Isaías 9:6

En la época en que el profeta Isaías escribió esta profecía, todo a su alrededor era exactamente opuesto a sus palabras. El rey de Judea, su país, no reinaba con justicia. Fue un gobernador injusto y malvado. Los débiles, los pobres y los necesitados no tenían a nadie que los enderezara, nadie que tomara su parte.

I. Pero Isaías tenía el Espíritu de Dios con él; el Espíritu Santo, el Espíritu de santidad, rectitud, justicia. Y ese Espíritu Santo lo convenció de pecado, de justicia y de juicio, como convence a todo hombre que se entrega humildemente a la enseñanza de Dios. El Espíritu de Dios en su corazón le hizo sentir seguro de que, de una forma u otra, algún día u otro, el Señor Dios vendría a juicio, para juzgar a los príncipes y gobernantes inicuos de este mundo, y expulsarlos.

Tiene que ser así. Dios era un Dios justo. No era perezoso ni descuidado por este pobre mundo pecaminoso, ni por todos los hombres, mujeres y niños pecadores, oprimidos e ignorantes que había en él. Tomaría el asunto en sus propias manos. Si los reyes no reinaran con justicia, Él mismo vendría y reinaría con justicia.
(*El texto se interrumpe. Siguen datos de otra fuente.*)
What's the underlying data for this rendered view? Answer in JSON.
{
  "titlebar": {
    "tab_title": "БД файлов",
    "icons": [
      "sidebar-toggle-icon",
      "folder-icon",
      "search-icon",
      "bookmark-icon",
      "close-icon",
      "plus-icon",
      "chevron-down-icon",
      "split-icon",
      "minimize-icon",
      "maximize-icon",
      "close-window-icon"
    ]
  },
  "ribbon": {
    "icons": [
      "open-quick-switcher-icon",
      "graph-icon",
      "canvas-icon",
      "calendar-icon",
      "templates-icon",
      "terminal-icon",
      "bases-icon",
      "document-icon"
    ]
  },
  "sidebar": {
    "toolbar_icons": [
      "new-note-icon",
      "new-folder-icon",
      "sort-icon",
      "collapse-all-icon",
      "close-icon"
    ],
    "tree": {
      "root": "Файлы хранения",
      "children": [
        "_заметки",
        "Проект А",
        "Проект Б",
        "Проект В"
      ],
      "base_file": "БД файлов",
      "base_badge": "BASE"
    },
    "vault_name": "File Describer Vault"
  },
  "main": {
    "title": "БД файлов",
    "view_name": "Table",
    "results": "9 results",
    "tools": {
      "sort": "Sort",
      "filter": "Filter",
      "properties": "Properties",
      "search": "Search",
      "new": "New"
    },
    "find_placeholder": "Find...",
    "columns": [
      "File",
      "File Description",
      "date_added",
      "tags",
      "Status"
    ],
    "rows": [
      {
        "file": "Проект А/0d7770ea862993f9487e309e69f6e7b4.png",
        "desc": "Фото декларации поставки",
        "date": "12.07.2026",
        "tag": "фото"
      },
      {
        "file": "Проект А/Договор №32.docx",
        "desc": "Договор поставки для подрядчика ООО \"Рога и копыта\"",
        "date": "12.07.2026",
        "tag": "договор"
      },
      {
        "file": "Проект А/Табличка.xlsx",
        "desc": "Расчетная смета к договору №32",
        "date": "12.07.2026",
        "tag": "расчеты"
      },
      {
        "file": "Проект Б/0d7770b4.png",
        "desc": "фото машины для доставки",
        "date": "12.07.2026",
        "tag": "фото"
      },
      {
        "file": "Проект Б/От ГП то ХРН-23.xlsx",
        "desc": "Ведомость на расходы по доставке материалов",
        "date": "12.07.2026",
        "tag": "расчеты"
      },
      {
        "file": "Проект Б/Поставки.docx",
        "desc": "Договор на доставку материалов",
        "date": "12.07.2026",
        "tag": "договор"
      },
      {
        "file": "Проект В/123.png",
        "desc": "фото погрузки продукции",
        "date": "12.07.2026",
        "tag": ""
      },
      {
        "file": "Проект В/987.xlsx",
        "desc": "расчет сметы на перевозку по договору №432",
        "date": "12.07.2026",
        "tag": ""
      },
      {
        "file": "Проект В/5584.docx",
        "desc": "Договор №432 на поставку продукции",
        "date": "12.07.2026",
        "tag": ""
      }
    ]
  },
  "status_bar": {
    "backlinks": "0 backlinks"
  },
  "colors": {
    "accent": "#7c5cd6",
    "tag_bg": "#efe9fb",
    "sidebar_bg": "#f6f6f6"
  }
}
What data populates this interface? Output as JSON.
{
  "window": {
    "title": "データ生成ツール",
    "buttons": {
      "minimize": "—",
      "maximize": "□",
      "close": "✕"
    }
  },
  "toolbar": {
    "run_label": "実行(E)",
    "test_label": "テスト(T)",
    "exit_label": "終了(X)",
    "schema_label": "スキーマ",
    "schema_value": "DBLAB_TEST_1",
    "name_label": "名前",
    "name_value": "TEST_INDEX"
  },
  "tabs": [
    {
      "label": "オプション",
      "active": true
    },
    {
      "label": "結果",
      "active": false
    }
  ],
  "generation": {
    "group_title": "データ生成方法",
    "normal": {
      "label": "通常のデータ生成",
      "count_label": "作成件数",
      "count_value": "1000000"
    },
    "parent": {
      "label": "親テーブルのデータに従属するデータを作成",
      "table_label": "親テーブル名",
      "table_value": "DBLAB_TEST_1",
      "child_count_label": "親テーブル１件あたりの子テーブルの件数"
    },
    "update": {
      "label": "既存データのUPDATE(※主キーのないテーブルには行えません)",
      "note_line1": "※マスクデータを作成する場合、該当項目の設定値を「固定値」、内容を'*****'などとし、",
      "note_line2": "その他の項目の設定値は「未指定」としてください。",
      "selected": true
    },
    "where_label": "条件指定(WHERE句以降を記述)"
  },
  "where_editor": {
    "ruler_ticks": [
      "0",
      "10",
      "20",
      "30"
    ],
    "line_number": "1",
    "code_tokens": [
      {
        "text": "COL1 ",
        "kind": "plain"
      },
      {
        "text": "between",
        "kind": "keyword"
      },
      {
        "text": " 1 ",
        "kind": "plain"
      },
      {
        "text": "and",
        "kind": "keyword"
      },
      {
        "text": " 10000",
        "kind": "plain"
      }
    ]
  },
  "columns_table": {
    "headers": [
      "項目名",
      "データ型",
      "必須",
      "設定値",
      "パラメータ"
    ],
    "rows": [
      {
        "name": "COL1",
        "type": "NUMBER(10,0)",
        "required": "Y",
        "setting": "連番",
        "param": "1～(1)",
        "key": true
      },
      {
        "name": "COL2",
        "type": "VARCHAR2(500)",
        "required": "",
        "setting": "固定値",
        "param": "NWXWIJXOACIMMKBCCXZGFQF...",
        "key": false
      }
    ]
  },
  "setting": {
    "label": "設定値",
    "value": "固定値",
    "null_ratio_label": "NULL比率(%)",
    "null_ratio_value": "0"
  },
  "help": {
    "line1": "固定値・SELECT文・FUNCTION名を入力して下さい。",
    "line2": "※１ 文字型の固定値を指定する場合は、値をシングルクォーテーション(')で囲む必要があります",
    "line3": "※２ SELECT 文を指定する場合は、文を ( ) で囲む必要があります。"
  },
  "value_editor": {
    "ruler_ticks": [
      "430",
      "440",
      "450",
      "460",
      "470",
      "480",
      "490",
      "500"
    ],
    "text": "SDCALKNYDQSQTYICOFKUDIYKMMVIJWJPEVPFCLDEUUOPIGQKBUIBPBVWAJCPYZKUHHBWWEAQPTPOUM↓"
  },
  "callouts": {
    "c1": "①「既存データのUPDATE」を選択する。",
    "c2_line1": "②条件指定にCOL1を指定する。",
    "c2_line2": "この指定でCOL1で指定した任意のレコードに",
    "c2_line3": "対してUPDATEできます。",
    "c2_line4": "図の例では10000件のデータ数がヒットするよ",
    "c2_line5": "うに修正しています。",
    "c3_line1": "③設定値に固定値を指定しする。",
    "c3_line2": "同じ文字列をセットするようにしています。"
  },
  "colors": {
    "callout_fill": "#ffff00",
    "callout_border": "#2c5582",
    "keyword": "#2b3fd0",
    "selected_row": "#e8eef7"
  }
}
II. Isaías vio todo esto, pero vagamente, de lejos. Quizás pensó en ocasiones que el buen joven príncipe Ezequías, el poder de Dios, como su nombre significa, que estaba creciendo en su día para ser un libertador y un rey justo sobre los judíos, iba a enderezar el mundo. Ezequías no pudo salvar a la nación de los judíos. Pero aún así, la profecía de Isaías era cierta. "Porque un Niño nos ha nacido, un Hijo nos es dado"; incluso el Niño de Belén, Jesucristo el Señor.

El gobierno ciertamente estará sobre Su hombro; porque siempre ha estado ahí. Su nombre es verdaderamente maravilloso; porque ¿qué cosa más maravillosa se ha visto en el cielo o en la tierra que ese gran amor con el que nos amó? No es meramente el poder de Dios, como lo fue Ezequías, como señal y profecía; porque él es el mismo Dios poderoso. De hecho, es el Consejero; porque él es la luz que ilumina a todo hombre que viene al mundo. Él es el "Padre de una era eterna". Él da paz eterna a todos los que la acepten; paz que este mundo no puede dar ni quitar.

C. Kingsley, Sermones sobre temas nacionales, segunda serie, pág. 140.